Only about 80 milligrams of acetaminophen equal to a child’s dose of Tylenol are needed to kill an adult brown tree snake. Once ingested via a dead mouse, it typically takes about 60 hours for the drug to kill a snake. “There are very few snakes that will consume something that they haven’t killed themselves,” added Dan Vice, assistant state director of USDA Wildlife Services in Hawaii, Guam, and the Pacific Islands. But brown tree snakes will scavenge as well as hunt, he said, and that’s the “chink in the brown tree snake’s armour.”

The brown tree snake is an arboreal species native to Australia, Papua New Guinea, and several Pacific islands. The snake preys on birds, lizards, bats, and small mammals.

Inadvertently introduced to Guam (map) from the Solomon Islands after World War II, brown tree snakes are responsible for the extinction or severe reduction of several of the island’s native species.

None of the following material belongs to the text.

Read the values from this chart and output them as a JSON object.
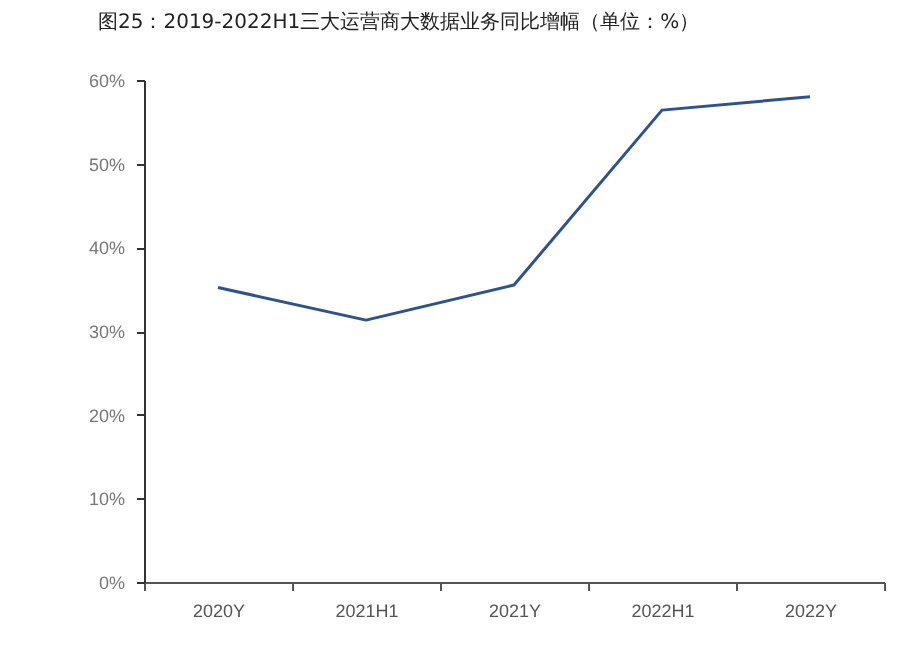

The brown tree snake “is a nocturnal, arboreal predator. There’s just nothing like it here. It arrived here and found an island full of very naïve native wildlife,” Vice said. Over the years, scientists have developed several strategies to fight the reptile pest, including traps, snake-detecting dogs, and nighttime spotlight searches along airport and seaport fence lines.

Most of these strategies have focused on keeping the snake species from leaving Guam and sneaking onto ships headed for other islands, such as Hawaii, where scientists fear the predators could wreak similar havoc. By contrast, this latest approach aims to take the fight into Guam’s jungles, where most of the invasive snakes reside.